Conference Coverage

Varenicline Plus Counseling Elevates Smoking Quit Rate


 

AT AN INTERNATIONAL CONFERENCE OF THE AMERICAN THORACIC SOCIETY

SAN FRANCISCO – Almost a third of 196 patients (61) were smoke free a year after starting 12 weeks of varenicline therapy and having smoking-cessation counseling in a randomized Australian trial. Only 21% (42) of 196 patients given counseling alone stopped smoking.

The varenicline-plus-counseling results are impressive because the study included people who were on antidepressants and those with depression histories, both of whom had been excluded from several earlier studies of varenicline (Chantix), said lead investigator Dr. Brian Smith of the respiratory medicine unit at the Queen Elizabeth Hospital in Woodville, Australia.

Dr. Brian Smith

But the most important take-home message of the study was its setup, he said at an international conference of the American Thoracic Society.

The participants had all been hospitalized for at least 1 day for cardiac, respiratory, neurologic, or vascular smoking-related complications. Instead of handing them a quit-smoking hotline card as they walked out the door – the general practice in many hospitals – the investigators had them make their initial counseling service call from the bedside table while they were still in the hospital, Dr. Smith said.

"Only about 6% of patients will make that call" from home. "[We took] the opportunity while they were still inpatients – a captive audience, if you like – to use the bedside phone to make the call. Instead of a 6% success rate, [we had a] 100% success rate," he said.

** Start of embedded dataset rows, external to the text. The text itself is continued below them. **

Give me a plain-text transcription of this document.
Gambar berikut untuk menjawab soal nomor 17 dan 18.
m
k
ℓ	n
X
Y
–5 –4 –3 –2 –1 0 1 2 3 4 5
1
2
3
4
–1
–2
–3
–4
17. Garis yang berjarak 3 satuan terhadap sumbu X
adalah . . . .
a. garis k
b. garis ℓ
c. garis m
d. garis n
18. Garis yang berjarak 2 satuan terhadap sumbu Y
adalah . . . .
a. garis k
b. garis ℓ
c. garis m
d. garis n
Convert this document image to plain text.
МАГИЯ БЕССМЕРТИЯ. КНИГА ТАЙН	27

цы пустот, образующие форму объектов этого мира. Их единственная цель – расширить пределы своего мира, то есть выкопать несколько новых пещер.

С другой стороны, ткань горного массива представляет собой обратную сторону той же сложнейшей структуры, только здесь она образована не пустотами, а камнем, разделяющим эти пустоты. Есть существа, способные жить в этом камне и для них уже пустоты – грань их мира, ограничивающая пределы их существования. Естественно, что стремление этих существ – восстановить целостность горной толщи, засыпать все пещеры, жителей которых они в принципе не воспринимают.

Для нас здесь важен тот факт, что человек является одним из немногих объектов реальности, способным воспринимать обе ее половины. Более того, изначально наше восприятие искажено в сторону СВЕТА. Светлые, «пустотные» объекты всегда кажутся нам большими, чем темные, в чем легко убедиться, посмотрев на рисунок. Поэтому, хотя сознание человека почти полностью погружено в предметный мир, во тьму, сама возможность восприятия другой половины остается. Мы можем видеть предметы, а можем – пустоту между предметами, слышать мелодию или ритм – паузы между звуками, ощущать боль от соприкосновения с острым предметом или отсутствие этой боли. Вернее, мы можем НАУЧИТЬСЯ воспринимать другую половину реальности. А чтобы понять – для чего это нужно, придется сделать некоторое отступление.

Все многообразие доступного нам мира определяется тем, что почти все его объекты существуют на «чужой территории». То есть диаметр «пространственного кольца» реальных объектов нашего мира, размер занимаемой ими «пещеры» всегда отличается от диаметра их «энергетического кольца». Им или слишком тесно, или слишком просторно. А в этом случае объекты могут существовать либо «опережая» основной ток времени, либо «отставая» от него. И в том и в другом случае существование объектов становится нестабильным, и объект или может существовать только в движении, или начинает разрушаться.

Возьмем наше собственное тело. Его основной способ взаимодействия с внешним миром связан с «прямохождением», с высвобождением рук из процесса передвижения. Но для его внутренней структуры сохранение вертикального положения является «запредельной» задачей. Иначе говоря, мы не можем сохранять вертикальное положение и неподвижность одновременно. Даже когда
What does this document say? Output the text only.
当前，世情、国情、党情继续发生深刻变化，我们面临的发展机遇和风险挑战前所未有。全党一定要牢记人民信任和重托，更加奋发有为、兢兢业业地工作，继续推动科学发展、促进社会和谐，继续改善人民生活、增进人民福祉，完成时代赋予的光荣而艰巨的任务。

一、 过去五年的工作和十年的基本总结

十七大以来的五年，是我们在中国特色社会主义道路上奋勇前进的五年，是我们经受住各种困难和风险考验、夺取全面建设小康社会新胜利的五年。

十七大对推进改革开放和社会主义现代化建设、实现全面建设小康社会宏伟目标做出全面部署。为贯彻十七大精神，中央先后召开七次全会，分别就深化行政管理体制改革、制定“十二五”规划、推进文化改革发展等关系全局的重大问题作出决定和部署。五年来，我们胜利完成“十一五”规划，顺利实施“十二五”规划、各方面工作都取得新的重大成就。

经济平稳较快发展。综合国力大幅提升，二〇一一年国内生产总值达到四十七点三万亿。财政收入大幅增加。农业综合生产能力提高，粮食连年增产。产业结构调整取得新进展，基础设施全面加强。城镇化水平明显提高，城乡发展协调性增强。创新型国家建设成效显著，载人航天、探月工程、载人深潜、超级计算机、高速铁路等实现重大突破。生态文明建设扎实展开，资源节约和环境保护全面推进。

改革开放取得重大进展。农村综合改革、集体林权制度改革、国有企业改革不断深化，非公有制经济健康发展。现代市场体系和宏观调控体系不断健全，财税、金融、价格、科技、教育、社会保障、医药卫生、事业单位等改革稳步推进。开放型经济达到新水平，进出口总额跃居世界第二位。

Patients found a friendly counselor on the other end of the line who emphasized the benefits of quitting instead of the dangers of continuing to smoke. Patients could arrange calls for days when they knew they would be particularly stressed. Counselors would call then to "pull them through," Dr. Smith said.

Both groups got the same standard 5A counseling (ask, advise, assess, assist, and arrange). Patients had the option, if they desired, of several calls a week, but that option wasn’t popular. The mean number of phone calls in the varenicline-plus-counseling arm was 3.8, and in the counseling-only arm it was 4.1.

Varenicline was titrated from 0.5 mg daily to 1 mg twice daily, based largely on nausea. Overall, varenicline patients reported more problems with insomnia (5.1% vs. 2.0% in the counseling-alone group), headache (6.1% vs. 1.5%), vomiting (4.1% vs. 0.5%), and abnormal dreams (6.1% vs. 1.0%).

Despite concerns about the drug, the investigators found no evidence of increased cardiovascular or psychiatric problems in the varenicline group.

"The novel thing of our study is [that we] grabbed the opportunity while these patients were in hospital to get them to make the phone call that otherwise [they] would have been reluctant to make. [We got] them over that hump, got the medication going, [and made] sure they were tolerating it well," Dr. Smith said.

Dr. Smith said he had no disclosures. Pfizer, the maker of Chantix, did not fund and was not involved in the trial, he said. Patients covered at least part of the cost of the drug themselves.